Ostuni Centro Storico
Ostuni Centro Storico

E’ ancora polemica per la delibera del consiglio comunale di Ostuni, approvata dal centrodestra, che disponeva interventi di riqualificazione di beni privati nel borgo antico, tra cui anche la possibilità di realizzare piscine. Ora è il Forum della società civile a criticare le scelte dell’amministrazione comunale.

«Appare sbalorditivo e incredibile che il consiglio comunale, nella sua maggioranza amministrativa e politica, consideri gli interventi come “ristrutturazione leggera” o “variante domestica” da non sottoporre all’iter e ai controlli previsti dalla legge regionale e dal testo unico sui beni culturali. Si prevede solo- attacca il presidente Enzo Cappetta – l’ acquisizione del parere della commissione locale del paesaggio».

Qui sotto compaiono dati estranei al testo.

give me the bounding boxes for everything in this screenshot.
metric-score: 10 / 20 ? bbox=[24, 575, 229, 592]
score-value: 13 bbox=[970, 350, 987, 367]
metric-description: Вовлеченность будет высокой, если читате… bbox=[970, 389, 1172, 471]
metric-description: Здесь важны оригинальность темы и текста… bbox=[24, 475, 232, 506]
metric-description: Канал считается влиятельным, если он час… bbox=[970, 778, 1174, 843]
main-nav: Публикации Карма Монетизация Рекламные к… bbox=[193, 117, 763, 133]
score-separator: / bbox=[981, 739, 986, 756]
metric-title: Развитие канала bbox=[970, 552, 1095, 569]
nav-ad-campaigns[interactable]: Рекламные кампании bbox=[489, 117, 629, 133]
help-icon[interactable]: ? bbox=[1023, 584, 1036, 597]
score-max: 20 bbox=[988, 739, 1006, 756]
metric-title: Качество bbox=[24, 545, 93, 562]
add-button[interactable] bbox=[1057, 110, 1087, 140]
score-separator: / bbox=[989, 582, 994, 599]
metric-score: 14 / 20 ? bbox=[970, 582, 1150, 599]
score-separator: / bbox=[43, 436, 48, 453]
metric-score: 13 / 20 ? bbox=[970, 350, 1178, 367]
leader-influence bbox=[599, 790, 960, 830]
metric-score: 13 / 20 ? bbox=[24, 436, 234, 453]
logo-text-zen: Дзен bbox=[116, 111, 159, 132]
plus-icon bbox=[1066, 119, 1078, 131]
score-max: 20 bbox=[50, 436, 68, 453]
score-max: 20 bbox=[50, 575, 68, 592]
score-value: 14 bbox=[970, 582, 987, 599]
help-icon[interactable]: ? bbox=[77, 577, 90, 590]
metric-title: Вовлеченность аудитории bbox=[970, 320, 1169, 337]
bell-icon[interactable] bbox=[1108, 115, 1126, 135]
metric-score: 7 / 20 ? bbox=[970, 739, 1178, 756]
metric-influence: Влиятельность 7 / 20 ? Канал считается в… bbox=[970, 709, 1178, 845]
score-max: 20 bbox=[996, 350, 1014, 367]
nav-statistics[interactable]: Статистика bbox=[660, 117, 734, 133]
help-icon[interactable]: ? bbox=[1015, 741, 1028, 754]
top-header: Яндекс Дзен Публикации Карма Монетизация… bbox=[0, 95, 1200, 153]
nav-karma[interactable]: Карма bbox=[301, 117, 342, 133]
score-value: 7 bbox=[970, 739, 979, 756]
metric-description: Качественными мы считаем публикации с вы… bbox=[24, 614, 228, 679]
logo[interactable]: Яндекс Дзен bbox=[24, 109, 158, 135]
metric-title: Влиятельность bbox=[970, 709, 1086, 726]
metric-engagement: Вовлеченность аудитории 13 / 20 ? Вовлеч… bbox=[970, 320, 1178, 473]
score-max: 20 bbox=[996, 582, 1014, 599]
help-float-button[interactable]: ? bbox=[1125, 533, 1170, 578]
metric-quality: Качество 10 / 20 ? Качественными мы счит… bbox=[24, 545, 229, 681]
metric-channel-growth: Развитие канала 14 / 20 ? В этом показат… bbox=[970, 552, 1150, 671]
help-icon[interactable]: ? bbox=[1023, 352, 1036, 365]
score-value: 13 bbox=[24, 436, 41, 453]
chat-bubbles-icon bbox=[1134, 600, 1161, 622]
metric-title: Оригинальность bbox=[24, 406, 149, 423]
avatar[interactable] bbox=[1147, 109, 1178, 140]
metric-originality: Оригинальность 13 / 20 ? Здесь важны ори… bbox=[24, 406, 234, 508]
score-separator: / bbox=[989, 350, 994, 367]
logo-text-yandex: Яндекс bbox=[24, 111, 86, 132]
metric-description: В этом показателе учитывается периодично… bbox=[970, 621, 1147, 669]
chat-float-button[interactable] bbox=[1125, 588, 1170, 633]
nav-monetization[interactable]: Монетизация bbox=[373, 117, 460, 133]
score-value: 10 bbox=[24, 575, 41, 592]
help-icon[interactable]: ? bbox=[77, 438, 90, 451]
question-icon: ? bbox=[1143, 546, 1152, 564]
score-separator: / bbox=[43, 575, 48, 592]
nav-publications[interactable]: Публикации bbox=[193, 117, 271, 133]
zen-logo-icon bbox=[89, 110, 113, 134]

Dal Forum viene analizzata la delibera, oggetto di discussione, dal punto di vista dei contenuti tecnici. «Le nuove norme di intervento nel centro storico di Ostuni sono motivate nella delibera 83/2017 dal fatto che “molti forestieri acquistano immobili nelle Zone A e A1 per utilizzo residenziale o per trasformazione in alberghi e pertanto, per ovvie ragioni socio economiche e di promozione turistica della città, è opportuno e necessario ampliare gli interventi edilizi possibili in queste “Zone urbanistiche”. Appare incredibile che per rispondere a richieste di qualche operatore – sottolinea Cappetta- si debba mettere a rischio l’equilibrio fragile del centro storico e aprire varchi alla speculazione edilizia. Si dimentica che il centro storico definisce la identità specifica e la storia della città».

Una richiesta di maggior tutela del borgo antico che il Forum invia all’amministrazione, evidenziando la necessità di un passo indietro rispetto al provvedimento già adottato. «Se ci sono operatori turistici che vogliono intervenire con investimenti che sono compatibili con gli assetti e gli equilibri del tessuto urbano, che potenziano i servizi, creano lavoro e non offendono la bellezza della città si può sempre fare ricorso a deroghe previste per le attività produttive nella legislazione vigente.

Ostuni – conclude Enzo Cappetta – ha bisogno di competenze e capacità che, valorizzando le risorse umane, naturali, storiche, culturali, urbanistiche e produttive, garantiscano uno sviluppo sociale ed economico armonico e sostenibile fra i diversi settori con la partecipazione dei cittadini. Si chiede di riportare la delibera in consiglio comunale per ridiscuterla, adottarla ed esporla alle osservazione dei cittadini di Ostuni, prima di inviarla agli organi di controllo previsti dalla legge regionale e statale».